(Warning: Images in the Facebook post below contain offensive language)
A Natick man said he has received threatening letters demanding that he not bring black people to visit his neighborhood, citing the election of Donald Trump as evidence that “we have reclaimed our country,” according to police, who are investigating the incident as a possible hate crime.
The messages told the recipient that they were his first and second warnings. Natick police Lieutenant Cara Rossi confirmed that the man had reported receiving the letters. The man who said he received the letters posted them to a Facebook page registered under the name Andrew Provost. He could not be reached for comment.

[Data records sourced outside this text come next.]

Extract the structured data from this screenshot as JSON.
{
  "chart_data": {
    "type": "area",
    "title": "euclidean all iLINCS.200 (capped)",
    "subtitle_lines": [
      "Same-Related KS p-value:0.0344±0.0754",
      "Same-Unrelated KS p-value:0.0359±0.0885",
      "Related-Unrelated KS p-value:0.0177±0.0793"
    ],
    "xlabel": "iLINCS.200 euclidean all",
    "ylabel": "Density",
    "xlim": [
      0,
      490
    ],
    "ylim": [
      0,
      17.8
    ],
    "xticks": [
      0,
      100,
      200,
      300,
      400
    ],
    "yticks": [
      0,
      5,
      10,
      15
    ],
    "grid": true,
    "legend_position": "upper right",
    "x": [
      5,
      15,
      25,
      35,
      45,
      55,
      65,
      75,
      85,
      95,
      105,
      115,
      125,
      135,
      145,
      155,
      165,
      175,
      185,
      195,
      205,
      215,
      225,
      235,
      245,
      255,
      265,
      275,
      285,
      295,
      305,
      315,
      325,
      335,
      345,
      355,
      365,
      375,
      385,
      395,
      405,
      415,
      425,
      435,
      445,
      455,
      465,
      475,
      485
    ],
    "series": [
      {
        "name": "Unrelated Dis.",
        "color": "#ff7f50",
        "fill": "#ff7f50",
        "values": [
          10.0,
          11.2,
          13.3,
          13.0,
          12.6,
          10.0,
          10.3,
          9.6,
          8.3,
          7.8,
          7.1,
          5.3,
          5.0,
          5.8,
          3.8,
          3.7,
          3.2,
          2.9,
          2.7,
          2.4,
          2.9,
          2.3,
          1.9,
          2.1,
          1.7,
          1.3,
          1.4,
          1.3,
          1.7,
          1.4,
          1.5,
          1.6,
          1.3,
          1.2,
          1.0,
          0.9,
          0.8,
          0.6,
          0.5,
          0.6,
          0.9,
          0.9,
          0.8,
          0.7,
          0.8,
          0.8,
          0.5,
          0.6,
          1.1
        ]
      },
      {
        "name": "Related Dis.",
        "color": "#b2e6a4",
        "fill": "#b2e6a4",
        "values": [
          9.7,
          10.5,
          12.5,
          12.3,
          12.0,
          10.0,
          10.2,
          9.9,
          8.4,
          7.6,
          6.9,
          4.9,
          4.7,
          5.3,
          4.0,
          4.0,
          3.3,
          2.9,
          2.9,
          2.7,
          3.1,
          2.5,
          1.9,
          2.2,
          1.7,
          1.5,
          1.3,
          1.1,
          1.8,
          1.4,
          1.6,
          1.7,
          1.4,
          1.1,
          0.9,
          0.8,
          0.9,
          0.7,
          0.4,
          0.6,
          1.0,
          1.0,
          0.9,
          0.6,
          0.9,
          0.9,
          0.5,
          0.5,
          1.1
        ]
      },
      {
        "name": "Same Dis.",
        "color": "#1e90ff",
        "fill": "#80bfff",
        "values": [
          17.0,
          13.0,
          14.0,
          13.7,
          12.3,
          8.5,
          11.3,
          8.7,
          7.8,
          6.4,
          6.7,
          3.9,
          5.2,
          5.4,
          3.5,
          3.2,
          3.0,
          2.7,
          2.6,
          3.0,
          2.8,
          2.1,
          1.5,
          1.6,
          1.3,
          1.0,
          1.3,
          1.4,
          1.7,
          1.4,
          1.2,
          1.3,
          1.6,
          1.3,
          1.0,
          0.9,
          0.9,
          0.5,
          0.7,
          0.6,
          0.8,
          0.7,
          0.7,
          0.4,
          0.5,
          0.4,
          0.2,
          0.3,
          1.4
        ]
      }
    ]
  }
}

The letters, one received on Nov. 10 and another on Nov. 11, referenced Trump’s election to support the writer’s demand that the man stop bringing nonwhites around. Both letters were found on the recipient’s doorstep, police said.
“We have reclaimed our country by selecting Trump and you are now messing up every thing,” one letter read. “Natick has a zero tolerance for black people,” it said.
The letters contained a number of racial slurs and insults. One was signed “Concerned Neighbors.”
“Being a white man and never having personally experienced this kind of racial bigotry I am truly humbled and angered and ashamed by what is still present in our world today,” the post said.
There has been a rash of similar incidents nationwide in the days following Trump’s election. In an interview with “60 Minutes,” the president-elect said he had been unaware of such activity, and urged the perpetrators to stop.
After seeing the Facebook post, Natick Superintendent Peter Sanchioni and school leaders wrote to the school community, condemning the offensive statements and assuring students that such attitudes would not be tolerated.
“I’m shocked, totally shocked. I’ve never seen anything like this in the Natick community. It’s a place we’ve been proud of, to say that we’ve always been ahead of the curve,” Sanchioni said in an interview.
The superintendent said schools will continue to provide support for students who are affected by the election and by any other incidents.
“We stand at the ready to ensure that no person will be mistreated, discriminated against, or excluded based on gender, race, class, religion, ethnicity, sexual orientation, gender identity, learning style, abilities, or political party,” the school leaders wrote in their message.